Os dados são apontados por levantamento divulgado no Portal da Transparência do Registro Civil, órgão administrado pela Arpen-Brasil (Associação Nacional dos registrados de Pessoas Naturais).
O compilado, conferido neste dia 3, apontava 183 óbitos em abril deste ano, enquanto, em maio, 80 pessoas perderam a vida por causas naturais – o que representa queda de 56,28%
Por sua vez, o índice de declarações de óbitos em maio deste ano é 12,08% menor em relação ao do quinto mês do ano passado, quando o município registrou 91 óbitos.
Já em comparação a maio de 2019 (antes da pandemia do novo coronavírus), o número de mortes de 2021 apresenta acréscimo de 19,04%. No quinto mês de 2019, 67 certidões de óbitos foram emitidas pelo cartório municipal.
Graças à incógnita, resta especular, mesmo frente ao extraordinário imponderável: a razão desse retrocesso oficial nas mortes seria a de que, já prevendo o futuro e, assim, sabendo do tal relatório bombástico, o cartório de registro tatuiano e os médicos locais – responsáveis pela assinatura dos atestados de óbitos – resolveram dar um tempo nessa enorme conspiração macabra, com medo de serem “desmascarados” pelos paladinos do negacionismo?

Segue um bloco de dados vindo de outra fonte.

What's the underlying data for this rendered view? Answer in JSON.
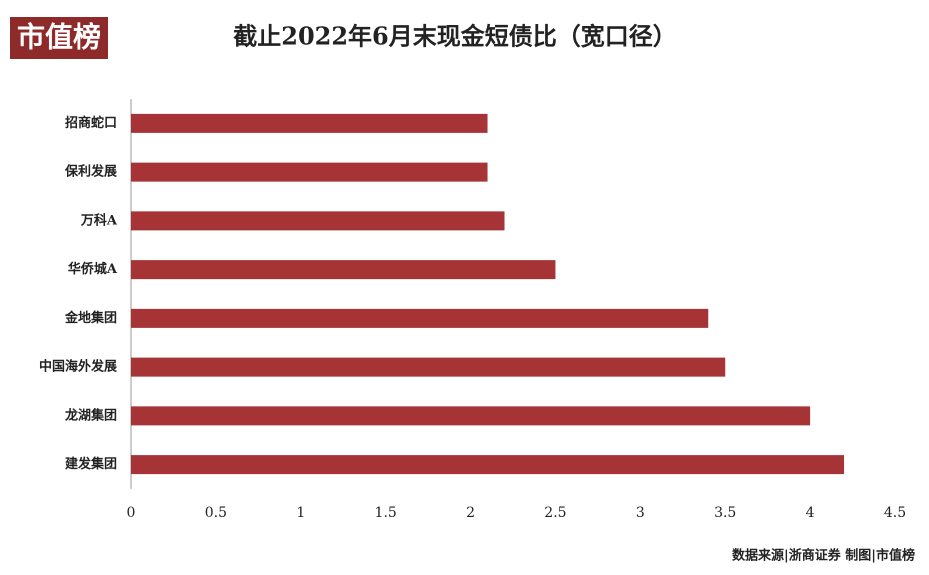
{
  "chart_data": {
    "type": "barh",
    "title": "截止2022年6月末现金短债比（宽口径）",
    "logo": "市值榜",
    "source": "数据来源|浙商证券   制图|市值榜",
    "categories": [
      "招商蛇口",
      "保利发展",
      "万科A",
      "华侨城A",
      "金地集团",
      "中国海外发展",
      "龙湖集团",
      "建发集团"
    ],
    "values": [
      2.1,
      2.1,
      2.2,
      2.5,
      3.4,
      3.5,
      4.0,
      4.2
    ],
    "color": "#a63335",
    "xlim": [
      0,
      4.5
    ],
    "xticks": [
      0,
      0.5,
      1,
      1.5,
      2,
      2.5,
      3,
      3.5,
      4,
      4.5
    ],
    "grid": false
  }
}
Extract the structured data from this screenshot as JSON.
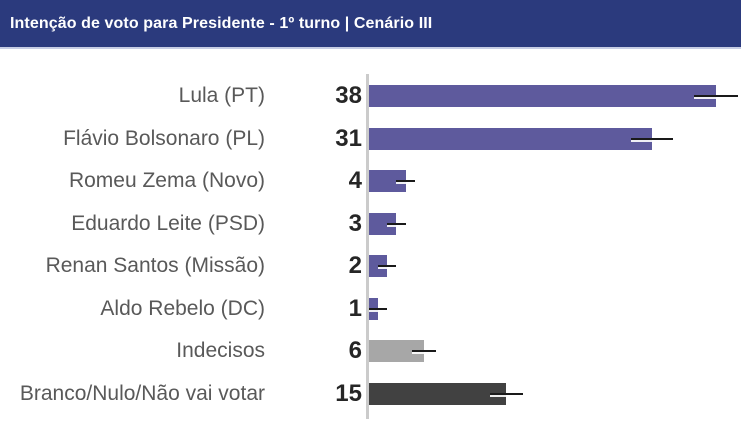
{
  "header": {
    "title": "Intenção de voto para Presidente - 1º turno | Cenário III",
    "background_color": "#2b3a7d",
    "text_color": "#ffffff"
  },
  "chart_data": {
    "type": "bar",
    "orientation": "horizontal",
    "title": "Intenção de voto para Presidente - 1º turno | Cenário III",
    "categories": [
      "Lula (PT)",
      "Flávio Bolsonaro (PL)",
      "Romeu Zema (Novo)",
      "Eduardo Leite (PSD)",
      "Renan Santos (Missão)",
      "Aldo Rebelo (DC)",
      "Indecisos",
      "Branco/Nulo/Não vai votar"
    ],
    "values": [
      38,
      31,
      4,
      3,
      2,
      1,
      6,
      15
    ],
    "errors": [
      2.4,
      2.3,
      1.0,
      1.0,
      1.0,
      1.0,
      1.3,
      1.8
    ],
    "colors": [
      "#5e5a9d",
      "#5e5a9d",
      "#5e5a9d",
      "#5e5a9d",
      "#5e5a9d",
      "#5e5a9d",
      "#a7a7a7",
      "#414141"
    ],
    "xlim": [
      0,
      40.7
    ],
    "xlabel": "",
    "ylabel": "",
    "grid": false,
    "legend": false,
    "value_labels_shown": true,
    "axis_line_color": "#cbcbcb",
    "error_bar_color": "#1a1a1a",
    "label_color": "#595959",
    "value_label_color": "#262626"
  }
}
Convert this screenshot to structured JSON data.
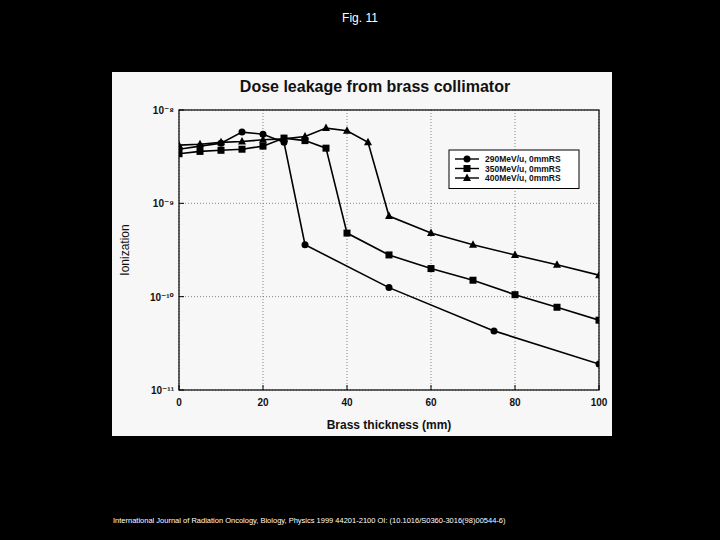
{
  "page": {
    "heading": "Fig. 11",
    "caption": "International Journal of Radiation Oncology, Biology, Physics 1999 44201-2100 OI: (10.1016/S0360-3016(98)00544-6)"
  },
  "chart_data": {
    "type": "line",
    "title": "Dose leakage from brass collimator",
    "x_label": "Brass thickness (mm)",
    "y_label": "Ionization",
    "log": "y",
    "grid": true,
    "legend": "upper right",
    "xlim": [
      0,
      100
    ],
    "xticks": [
      0,
      20,
      40,
      60,
      80,
      100
    ],
    "ylim": [
      1e-11,
      1e-08
    ],
    "yticks": [
      {
        "value": 1e-11,
        "label": "10⁻¹¹"
      },
      {
        "value": 1e-10,
        "label": "10⁻¹⁰"
      },
      {
        "value": 1e-09,
        "label": "10⁻⁹"
      },
      {
        "value": 1e-08,
        "label": "10⁻⁸"
      }
    ],
    "series": [
      {
        "name": "290MeV/u, 0mmRS",
        "color": "#000000",
        "marker": "circle",
        "line_style": "solid",
        "x": [
          0,
          5,
          10,
          15,
          20,
          25,
          30,
          50,
          75,
          100
        ],
        "values": [
          3.8e-09,
          4.1e-09,
          4.4e-09,
          5.8e-09,
          5.5e-09,
          4.5e-09,
          3.6e-10,
          1.25e-10,
          4.3e-11,
          1.9e-11
        ]
      },
      {
        "name": "350MeV/u, 0mmRS",
        "color": "#000000",
        "marker": "square",
        "line_style": "solid",
        "x": [
          0,
          5,
          10,
          15,
          20,
          25,
          30,
          35,
          40,
          50,
          60,
          70,
          80,
          90,
          100
        ],
        "values": [
          3.4e-09,
          3.6e-09,
          3.7e-09,
          3.8e-09,
          4.1e-09,
          5e-09,
          4.7e-09,
          3.9e-09,
          4.8e-10,
          2.8e-10,
          2e-10,
          1.5e-10,
          1.05e-10,
          7.7e-11,
          5.6e-11
        ]
      },
      {
        "name": "400MeV/u, 0mmRS",
        "color": "#000000",
        "marker": "triangle",
        "line_style": "solid",
        "x": [
          0,
          5,
          10,
          15,
          20,
          25,
          30,
          35,
          40,
          45,
          50,
          60,
          70,
          80,
          90,
          100
        ],
        "values": [
          4.2e-09,
          4.3e-09,
          4.5e-09,
          4.6e-09,
          4.8e-09,
          4.9e-09,
          5.2e-09,
          6.4e-09,
          6e-09,
          4.5e-09,
          7.3e-10,
          4.8e-10,
          3.6e-10,
          2.8e-10,
          2.2e-10,
          1.7e-10
        ]
      }
    ]
  }
}
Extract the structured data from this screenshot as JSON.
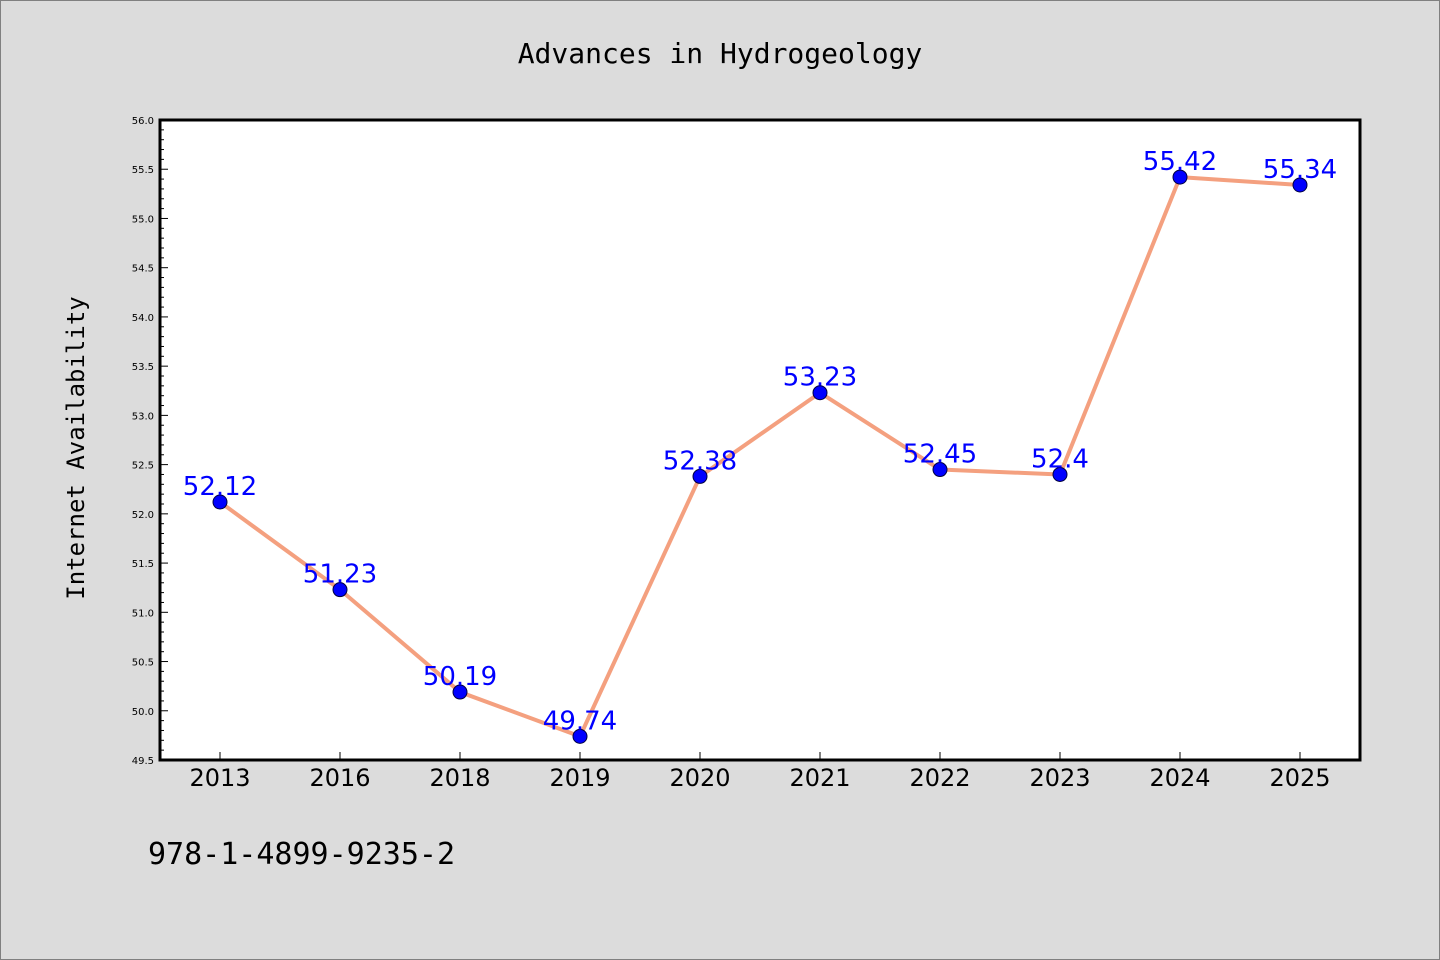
{
  "chart_data": {
    "type": "line",
    "title": "Advances in Hydrogeology",
    "xlabel": "",
    "ylabel": "Internet Availability",
    "categories": [
      "2013",
      "2016",
      "2018",
      "2019",
      "2020",
      "2021",
      "2022",
      "2023",
      "2024",
      "2025"
    ],
    "values": [
      52.12,
      51.23,
      50.19,
      49.74,
      52.38,
      53.23,
      52.45,
      52.4,
      55.42,
      55.34
    ],
    "data_labels": [
      "52.12",
      "51.23",
      "50.19",
      "49.74",
      "52.38",
      "53.23",
      "52.45",
      "52.4",
      "55.42",
      "55.34"
    ],
    "ylim": [
      49.5,
      56.0
    ],
    "yticks": [
      "49.5",
      "50.0",
      "50.5",
      "51.0",
      "51.5",
      "52.0",
      "52.5",
      "53.0",
      "53.5",
      "54.0",
      "54.5",
      "55.0",
      "55.5",
      "56.0"
    ],
    "grid": false,
    "legend": "none",
    "line_color": "#f4a07f",
    "marker_color": "#0000ff",
    "label_color": "#0000ff"
  },
  "footer": {
    "isbn": "978-1-4899-9235-2"
  }
}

Talvez, quem sabe, outro motivo seria porque estão acabando os repasses do governo federal, os quais precisam, então, além de ser investidos na Saúde, servir ao rateio tenebroso não apenas entre governadores e prefeitos, mas cartórios e médicos – que jogam seus diplomas e carreiras na lama para ganhar um troquinho a mais, decerto…
E tudo com a conivência de batalhões de funcionários públicos, enfermeiros, tribunais de conta, auditores etc., que testemunham a farra do boi na roleta-russa da Covid e não abrem a boca para denunciar. Quem sabe, seja isto mesmo, porque, realmente, não há dinheiro a bastar para corromper tanta gente…
Para quem aprecia teorias das conspirações globais (também estaduais e municipais agora), não há grande dificuldade em acreditar em alguma dessas hipóteses sobrenaturais.
Com elas, entretanto, cada vez menos pessoas concordam, salvo as que, entre o culto à cloroquina e ao purgante, ainda buscam benefícios terapêuticos lambendo as costas do sapo.